Where to even begin here? I suppose the first place is that most of us take our faith a little more seriously than this. “Maybe” tales of near-death experience, even if titillating to a certain audience, don’t trump the clear words of the Gospel. And Boortz goes even
beyond such tales into something completely novel and speculative, applying near-death experiences to the mentally handicapped.
The second problem is that Boortz yet again implies that Terri Schiavo’s brain has ceased to function. It has not. It functions at less than full health, but it isn’t “dead.”

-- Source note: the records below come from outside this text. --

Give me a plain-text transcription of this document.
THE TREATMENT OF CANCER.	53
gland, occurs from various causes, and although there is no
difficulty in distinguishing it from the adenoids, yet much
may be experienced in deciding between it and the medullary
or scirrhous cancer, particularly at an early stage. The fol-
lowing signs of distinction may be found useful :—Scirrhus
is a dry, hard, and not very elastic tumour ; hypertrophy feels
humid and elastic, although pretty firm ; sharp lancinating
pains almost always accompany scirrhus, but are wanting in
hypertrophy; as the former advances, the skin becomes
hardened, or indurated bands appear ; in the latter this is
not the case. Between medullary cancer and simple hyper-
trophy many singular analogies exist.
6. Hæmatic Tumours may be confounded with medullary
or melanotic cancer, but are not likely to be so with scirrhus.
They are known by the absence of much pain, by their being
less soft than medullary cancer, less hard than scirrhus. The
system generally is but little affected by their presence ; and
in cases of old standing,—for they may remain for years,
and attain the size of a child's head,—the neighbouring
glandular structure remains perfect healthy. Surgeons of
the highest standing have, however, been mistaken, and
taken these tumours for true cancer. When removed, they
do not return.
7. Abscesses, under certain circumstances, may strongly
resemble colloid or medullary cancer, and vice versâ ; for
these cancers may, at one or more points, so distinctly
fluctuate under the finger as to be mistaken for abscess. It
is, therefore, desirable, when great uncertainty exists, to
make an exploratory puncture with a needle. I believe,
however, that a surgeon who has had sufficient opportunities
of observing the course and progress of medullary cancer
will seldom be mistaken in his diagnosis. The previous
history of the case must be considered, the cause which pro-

Boortz’s position amounts to simply picking an arbitrary line at which he can consider someone dead. There are many mentally disabled people in the world. They’re either dead or alive in some real objective sense, and our personal opinion on the matter doesn’t change this. I think it’s absurd to start calling obviously living people “dead,” and there is certainly no Christian justification for such a thing. Worse than absurd, it’s an attack on their dignity and the value of their lives.
Mr. Boortz is an intelligent man. But he seems symptomatic of a cultural poison that has spread further and deeper than I had realized. Without using the term, he has come to accept the monstrous belief that certain lives aren’t worth living, and therefore have no rights that must be respected. It’s chilling. And it’s about as far from Christian belief as one can get.
UPDATE:
Glenn Reynolds seems to think Boortz's argument is sound, though odd coming from Boortz himself. Wow. That's two well-respected "right-wing" pundits floundering embarrassingly over this issue.
Guys, it's better to simply disagree than to argue from a religious basis neither of you seem terribly well founded in. Glenn would eat me alive if I tried to beat him on legal technicalities here. Why he doesn't realise he's putting himself in the same position by jumping into theology over this baffles me.
Though, to be fair, Glenn might not be endorsing Boortz's opinion.